Program access rule could stay in play

Oct 8, 2001  •  Post A Comment

In a blow to the cable TV industry, the Federal Communications Commission is expected to launch proceedings this week giving new life to regulations that require cable operators to sell their programming to competitors.
Under the so-called program access rules, cable operators have to make satellite-delivered programming networks in which they have financial interests available on fair terms to satellite TV operators and other multichannel video services.
Without FCC intervention, the rule, which was originally required by the Cable Act of 1992, would expire under a sunset provision on Oct. 7, 2002.
But sources said that top FCC officials believe the regulations may continue to be needed to ensure effective competition for cable.
The cable TV industry has long opposed the rules because they force cable to support its competition.
“When there’s vigorous competition, as there is now in video, exclusives by one or the other player helps promote that competition,” said David Beckwith, spokesman for the National Cable & Telecommunications Association.
But satellite TV operators say the regulations continue to be needed because cable is still a dominant player in the market, with 80 percent of the nation’s multichannel subscribers compared with satellite’s 17 percent.
“If you look at the subscriber statistics, it’s pretty difficult to say competition is alive and well in the marketplace,” said James Ashurst, a spokesman for the Satellite Broadcasting and Communications Association.
Nothing in the law requires the agency to launch the proceedings. Instead, the law says the rules should expire 10 years after they were originally enacted in 1992 “unless the FCC finds, in a proceeding conducted during the last year of such 10-year period, that such prohibition continues to be necessary to preserve and protect competition and diversity in the distribution of video programming.”
Among the cable networks affected by the program access obligations are HBO and CNN, both owned by AOL Time Warner, and the Discovery Channel, which is owned in part by Cox Communications and Newhouse.
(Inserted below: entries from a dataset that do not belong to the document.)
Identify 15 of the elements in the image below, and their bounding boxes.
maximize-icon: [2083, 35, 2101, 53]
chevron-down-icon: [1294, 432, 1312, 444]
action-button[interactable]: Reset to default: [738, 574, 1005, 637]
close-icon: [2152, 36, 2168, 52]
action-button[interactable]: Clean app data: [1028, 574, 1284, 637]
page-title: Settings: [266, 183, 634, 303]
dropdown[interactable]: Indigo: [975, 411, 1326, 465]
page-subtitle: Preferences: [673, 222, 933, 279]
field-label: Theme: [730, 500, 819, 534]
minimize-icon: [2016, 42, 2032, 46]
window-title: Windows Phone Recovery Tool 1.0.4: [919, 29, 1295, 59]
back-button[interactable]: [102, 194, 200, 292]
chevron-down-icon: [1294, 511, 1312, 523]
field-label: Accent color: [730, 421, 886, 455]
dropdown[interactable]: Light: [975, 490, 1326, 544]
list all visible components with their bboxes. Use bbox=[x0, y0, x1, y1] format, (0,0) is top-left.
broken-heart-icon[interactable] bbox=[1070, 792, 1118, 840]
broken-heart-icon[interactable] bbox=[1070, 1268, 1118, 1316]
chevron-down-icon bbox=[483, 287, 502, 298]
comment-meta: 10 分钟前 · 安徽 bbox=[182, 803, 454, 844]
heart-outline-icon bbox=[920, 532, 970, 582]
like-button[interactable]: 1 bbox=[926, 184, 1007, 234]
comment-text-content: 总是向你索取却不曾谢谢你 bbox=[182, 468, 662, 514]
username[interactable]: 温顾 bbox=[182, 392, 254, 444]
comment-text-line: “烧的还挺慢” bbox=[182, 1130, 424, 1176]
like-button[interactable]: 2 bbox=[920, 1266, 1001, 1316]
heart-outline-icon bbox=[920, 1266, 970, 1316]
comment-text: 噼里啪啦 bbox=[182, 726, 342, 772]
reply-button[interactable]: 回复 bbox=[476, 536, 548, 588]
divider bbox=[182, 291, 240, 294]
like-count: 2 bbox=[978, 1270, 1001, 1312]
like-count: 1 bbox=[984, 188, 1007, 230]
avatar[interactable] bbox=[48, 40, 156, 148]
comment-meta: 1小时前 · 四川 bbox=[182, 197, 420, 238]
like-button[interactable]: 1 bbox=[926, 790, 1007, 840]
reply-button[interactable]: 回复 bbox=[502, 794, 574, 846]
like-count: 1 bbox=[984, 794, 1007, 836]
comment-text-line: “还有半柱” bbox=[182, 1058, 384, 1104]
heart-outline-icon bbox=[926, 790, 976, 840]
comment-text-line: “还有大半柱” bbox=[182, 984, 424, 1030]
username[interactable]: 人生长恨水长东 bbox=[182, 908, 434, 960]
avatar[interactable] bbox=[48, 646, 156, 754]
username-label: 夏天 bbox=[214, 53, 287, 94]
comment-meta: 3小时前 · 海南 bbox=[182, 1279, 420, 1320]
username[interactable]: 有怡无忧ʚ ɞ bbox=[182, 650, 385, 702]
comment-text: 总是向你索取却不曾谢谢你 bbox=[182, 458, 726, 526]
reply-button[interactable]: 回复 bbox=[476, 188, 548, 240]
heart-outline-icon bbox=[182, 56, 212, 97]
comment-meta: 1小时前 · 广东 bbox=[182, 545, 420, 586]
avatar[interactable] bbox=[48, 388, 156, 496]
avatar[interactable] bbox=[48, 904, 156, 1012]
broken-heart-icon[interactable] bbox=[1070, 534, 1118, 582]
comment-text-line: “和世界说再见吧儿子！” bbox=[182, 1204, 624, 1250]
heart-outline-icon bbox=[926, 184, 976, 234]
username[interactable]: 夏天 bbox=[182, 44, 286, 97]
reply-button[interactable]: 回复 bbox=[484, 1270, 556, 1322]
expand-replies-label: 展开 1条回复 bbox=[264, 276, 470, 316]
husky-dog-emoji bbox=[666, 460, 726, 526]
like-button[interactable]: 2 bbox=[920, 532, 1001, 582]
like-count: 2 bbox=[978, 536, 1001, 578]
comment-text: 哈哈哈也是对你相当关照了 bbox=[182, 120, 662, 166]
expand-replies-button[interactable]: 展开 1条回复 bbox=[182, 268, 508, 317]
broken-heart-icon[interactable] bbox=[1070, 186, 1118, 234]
Also this week, the FCC is tentatively slated to vote on regulations that could allow public broadcasting stations to use at least part of their digital channels for commercial purposes.
Under the concept, public broadcasters could offer a broad range of money-making ventures on their frequencies, including subscription college courses and other kinds of pay TV, as long as they’re still offering a free commercial-free service.
At deadline, sources said it was unclear whether the proposal would get the support of a majority of the agency’s commissioners.
“We want the FCC to clarify the rules so our stations can use a sliver of their spectrum for revenue-producing activities,” said John Lawson, president and CEO of the Association of Public Television Stations.